Deadtown (Deadtown #1) - Page 28/61

But I needed to talk to Lucado about Difethwr. I didn’t think he was in danger, but on the off chance Kane might be right, I didn’t want to leave him unprepared. “Mr. Lucado, about your bodyguard—”

“Frank.”

“I thought you said his name was Wendy—Wendell.”

“No, me. Call me Frank. Mr. Lucado’s my old man. Everybody calls me Frank or Frankie.”

“Frank. Okay. Well, Frank, I want to talk to you about what happened last night, while you were asleep. I know why Wendell quit.”

“Good man, Wendy. He’ll come back. He’s been with me for fifteen years. Doesn’t scare easy, but those damn demons must’ve scared the hell out of him. I don’t blame—” He stopped, then frowned. “I thought you said nobody else could see ’em.”

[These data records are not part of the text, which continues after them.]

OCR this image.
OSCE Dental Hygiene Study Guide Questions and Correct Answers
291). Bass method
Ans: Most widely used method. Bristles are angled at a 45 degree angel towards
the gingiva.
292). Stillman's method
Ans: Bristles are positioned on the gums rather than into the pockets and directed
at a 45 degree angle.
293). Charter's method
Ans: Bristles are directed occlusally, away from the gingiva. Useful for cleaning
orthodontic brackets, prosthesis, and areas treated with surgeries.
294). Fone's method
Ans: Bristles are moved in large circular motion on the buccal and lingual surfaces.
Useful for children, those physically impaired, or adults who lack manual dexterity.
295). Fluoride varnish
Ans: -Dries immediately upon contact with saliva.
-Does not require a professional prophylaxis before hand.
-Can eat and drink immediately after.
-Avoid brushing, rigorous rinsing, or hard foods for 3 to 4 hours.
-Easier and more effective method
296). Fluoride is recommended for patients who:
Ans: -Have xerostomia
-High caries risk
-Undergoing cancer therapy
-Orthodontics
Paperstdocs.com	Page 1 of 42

“That’s right. But those Harpies weren’t the only demons at your place last night.” I told him about Difethwr’s visit. I told him that I’d encountered the Hellion before. The only part I held back was about Dad. Some things are too painful to turn into stories.

As he listened, Lucado’s face moved from attentiveness to a scowl, the scar puckering his eyebrow, his dead eye looking at nothing.

“I don’t think it was coming for you,” I said, finishing up. “As I said, I’ve got a history with this thing. But I thought I should warn you, anyway. What you need to do is find a competent witch and buy a good, strong demon-repelling charm. Tell the witch you need protection against Hellions.”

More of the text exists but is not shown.